Da die Rückfahrt aus Breslau den Höhepunkt des Buches darstellt ist das Ende ein wenig lang. Die Vielzahl an Sprüchen fand ich eher anregend als störend und empfehle diese Buch jedem, der sich mit Flirten beschäftigen will.

Bewertung vom 14.06.2017
Prantl, Heribert

Was ein einzelner vermag


weniger gut

Ein bekannter Journalist und ein vielversprechender Titel. Doch leider hält der Titel nicht, was er verspricht. Denn es geht meistens um Politiker und was sie getan haben.
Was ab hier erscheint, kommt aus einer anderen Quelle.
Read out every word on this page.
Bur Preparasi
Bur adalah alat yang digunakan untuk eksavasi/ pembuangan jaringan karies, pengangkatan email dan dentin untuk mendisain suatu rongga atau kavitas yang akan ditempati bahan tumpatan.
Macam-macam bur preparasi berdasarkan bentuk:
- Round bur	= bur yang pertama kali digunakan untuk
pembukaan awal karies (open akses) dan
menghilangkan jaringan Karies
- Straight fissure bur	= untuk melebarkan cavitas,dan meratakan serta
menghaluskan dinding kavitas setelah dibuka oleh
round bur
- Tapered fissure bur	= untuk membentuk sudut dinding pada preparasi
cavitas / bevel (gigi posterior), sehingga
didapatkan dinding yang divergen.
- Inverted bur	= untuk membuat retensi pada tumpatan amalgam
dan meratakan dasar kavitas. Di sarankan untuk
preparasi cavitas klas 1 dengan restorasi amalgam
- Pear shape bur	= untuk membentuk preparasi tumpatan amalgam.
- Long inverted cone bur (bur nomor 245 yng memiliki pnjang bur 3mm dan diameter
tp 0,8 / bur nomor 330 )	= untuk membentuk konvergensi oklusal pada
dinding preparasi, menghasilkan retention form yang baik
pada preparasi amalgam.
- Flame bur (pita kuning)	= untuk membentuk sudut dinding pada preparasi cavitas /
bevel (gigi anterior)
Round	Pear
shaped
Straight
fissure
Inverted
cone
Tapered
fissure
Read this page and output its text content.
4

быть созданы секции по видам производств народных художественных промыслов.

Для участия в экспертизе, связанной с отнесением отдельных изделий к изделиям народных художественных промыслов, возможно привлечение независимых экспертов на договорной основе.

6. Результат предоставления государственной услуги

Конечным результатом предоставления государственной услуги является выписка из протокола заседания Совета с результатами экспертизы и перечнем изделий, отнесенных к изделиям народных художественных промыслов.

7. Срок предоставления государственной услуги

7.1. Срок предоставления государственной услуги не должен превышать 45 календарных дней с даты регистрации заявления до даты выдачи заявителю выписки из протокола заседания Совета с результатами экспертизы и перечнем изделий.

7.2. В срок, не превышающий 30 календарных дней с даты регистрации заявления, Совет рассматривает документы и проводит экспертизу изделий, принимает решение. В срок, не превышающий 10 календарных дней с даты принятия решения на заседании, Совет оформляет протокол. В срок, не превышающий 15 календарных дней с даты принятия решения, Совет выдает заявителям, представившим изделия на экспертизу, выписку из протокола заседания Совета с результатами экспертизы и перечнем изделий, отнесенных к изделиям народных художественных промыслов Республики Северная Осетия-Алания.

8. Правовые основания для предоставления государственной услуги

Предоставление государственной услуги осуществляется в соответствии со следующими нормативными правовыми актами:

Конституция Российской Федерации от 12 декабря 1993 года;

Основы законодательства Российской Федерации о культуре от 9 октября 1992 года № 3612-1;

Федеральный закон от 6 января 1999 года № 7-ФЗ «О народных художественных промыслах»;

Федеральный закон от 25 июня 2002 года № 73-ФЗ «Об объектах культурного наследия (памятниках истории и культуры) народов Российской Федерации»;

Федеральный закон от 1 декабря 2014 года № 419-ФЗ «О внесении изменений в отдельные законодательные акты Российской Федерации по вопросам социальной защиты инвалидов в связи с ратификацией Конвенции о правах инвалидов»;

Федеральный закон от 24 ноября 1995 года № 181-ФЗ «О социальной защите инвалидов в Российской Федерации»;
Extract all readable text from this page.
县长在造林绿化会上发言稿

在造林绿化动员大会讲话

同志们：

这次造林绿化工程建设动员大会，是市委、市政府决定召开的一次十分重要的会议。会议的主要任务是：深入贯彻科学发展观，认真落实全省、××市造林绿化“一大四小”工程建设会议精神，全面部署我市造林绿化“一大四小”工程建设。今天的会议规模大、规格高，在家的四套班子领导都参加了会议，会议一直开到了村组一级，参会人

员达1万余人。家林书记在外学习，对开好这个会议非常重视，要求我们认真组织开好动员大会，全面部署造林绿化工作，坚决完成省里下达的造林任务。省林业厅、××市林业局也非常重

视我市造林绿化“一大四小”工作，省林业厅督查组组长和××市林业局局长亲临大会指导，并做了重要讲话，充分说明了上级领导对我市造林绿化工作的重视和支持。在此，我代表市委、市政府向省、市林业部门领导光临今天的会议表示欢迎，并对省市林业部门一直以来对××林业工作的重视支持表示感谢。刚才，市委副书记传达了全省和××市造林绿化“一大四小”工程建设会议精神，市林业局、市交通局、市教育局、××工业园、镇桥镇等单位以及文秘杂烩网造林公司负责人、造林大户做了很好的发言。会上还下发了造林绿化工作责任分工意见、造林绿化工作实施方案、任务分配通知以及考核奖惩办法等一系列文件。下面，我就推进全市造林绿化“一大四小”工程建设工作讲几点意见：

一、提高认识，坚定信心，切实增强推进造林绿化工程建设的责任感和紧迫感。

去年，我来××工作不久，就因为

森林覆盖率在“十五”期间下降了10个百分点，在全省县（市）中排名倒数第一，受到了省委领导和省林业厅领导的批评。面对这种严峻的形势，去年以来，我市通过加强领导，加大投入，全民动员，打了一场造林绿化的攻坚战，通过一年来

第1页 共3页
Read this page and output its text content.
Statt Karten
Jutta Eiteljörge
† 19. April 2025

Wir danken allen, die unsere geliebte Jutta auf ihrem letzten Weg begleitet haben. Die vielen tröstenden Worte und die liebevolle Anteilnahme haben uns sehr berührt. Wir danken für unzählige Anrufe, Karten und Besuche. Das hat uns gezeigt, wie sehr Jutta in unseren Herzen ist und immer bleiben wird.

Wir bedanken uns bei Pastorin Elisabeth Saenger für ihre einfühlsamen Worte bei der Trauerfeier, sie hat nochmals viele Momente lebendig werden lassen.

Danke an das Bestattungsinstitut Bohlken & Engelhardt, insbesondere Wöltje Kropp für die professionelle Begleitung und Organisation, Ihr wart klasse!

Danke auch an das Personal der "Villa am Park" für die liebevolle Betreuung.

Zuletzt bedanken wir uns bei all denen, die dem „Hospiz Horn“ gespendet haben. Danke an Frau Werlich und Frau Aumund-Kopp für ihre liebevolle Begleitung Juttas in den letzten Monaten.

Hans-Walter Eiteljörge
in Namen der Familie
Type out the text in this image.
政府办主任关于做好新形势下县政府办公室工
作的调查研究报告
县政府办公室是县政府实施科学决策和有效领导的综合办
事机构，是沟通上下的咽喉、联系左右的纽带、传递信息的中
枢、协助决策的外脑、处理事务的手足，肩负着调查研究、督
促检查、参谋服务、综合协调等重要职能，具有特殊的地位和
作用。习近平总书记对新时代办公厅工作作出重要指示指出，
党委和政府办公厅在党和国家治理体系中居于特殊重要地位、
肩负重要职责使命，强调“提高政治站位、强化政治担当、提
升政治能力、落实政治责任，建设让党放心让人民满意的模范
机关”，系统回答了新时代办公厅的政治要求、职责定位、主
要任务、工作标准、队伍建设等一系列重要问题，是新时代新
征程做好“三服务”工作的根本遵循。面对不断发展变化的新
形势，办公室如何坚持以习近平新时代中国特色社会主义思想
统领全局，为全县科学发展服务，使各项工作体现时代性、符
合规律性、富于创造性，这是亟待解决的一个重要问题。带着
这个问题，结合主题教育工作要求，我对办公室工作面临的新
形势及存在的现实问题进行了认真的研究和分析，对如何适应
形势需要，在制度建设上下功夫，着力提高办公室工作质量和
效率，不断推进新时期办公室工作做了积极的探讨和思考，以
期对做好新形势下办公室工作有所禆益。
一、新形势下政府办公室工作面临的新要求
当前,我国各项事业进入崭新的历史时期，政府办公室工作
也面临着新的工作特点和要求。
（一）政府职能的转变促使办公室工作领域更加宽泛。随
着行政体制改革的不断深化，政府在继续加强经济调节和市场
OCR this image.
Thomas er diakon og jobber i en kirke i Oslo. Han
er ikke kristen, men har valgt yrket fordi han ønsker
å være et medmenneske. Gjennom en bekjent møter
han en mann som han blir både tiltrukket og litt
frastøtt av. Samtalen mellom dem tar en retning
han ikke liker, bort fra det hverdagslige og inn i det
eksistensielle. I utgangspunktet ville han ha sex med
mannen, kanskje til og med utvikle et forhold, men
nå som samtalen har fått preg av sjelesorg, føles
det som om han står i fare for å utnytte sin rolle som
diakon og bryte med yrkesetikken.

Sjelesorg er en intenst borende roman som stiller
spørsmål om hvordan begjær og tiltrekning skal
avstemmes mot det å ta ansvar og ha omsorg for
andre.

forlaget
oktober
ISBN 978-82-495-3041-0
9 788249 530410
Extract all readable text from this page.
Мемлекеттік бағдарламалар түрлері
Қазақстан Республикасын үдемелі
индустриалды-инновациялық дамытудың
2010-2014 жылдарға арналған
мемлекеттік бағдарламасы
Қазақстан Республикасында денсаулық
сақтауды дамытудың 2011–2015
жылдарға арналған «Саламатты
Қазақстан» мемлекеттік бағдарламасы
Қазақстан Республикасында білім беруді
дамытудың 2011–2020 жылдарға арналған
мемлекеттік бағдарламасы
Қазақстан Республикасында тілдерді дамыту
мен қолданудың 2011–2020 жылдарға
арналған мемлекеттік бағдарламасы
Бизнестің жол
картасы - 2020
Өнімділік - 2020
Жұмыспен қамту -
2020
Selten sind es Typen wie Geißler, die auch gegen die Partei gearbeitet haben, auch Helmut Kohl kommt vor und was hat er als Einzelner geleistet? Und erfahren wir überhaupt etwas Neues?
Solche Portraits verkommen leider allzu häufig zu einer unerträglichen Lobhudelei, zu einem Nachruf auf lebende Personen. Später im Buch folgen tatsächliche Nachrufe.
Und bei einigen weniger bekannten Personen, wie Jürgen Miksch, dem Gründer von Pro Asyl und dem Karikaturist Hans Traxl wird klar, was dieses hätte leisten können, wenn der Titel ernst genommen worden wäre.

Bewertung vom 13.06.2017
Schmidt, Arno

Seelandschaft mit Pocahontas


weniger gut

Sagen wir, ich bin zu dumm für dieses Buch. Seinerzeit war es ein Skandalbuch.
Ich kann das nicht erkennen. Erotisches wird nur angedeutet und atheistisch mag es auch sein, aber nur milde.
Die größte Erkenntnis ist wohl, dass ich für Bücher Arno Schmidt nicht geeignet bin und lobe vor allem die Kürze dieses Buches.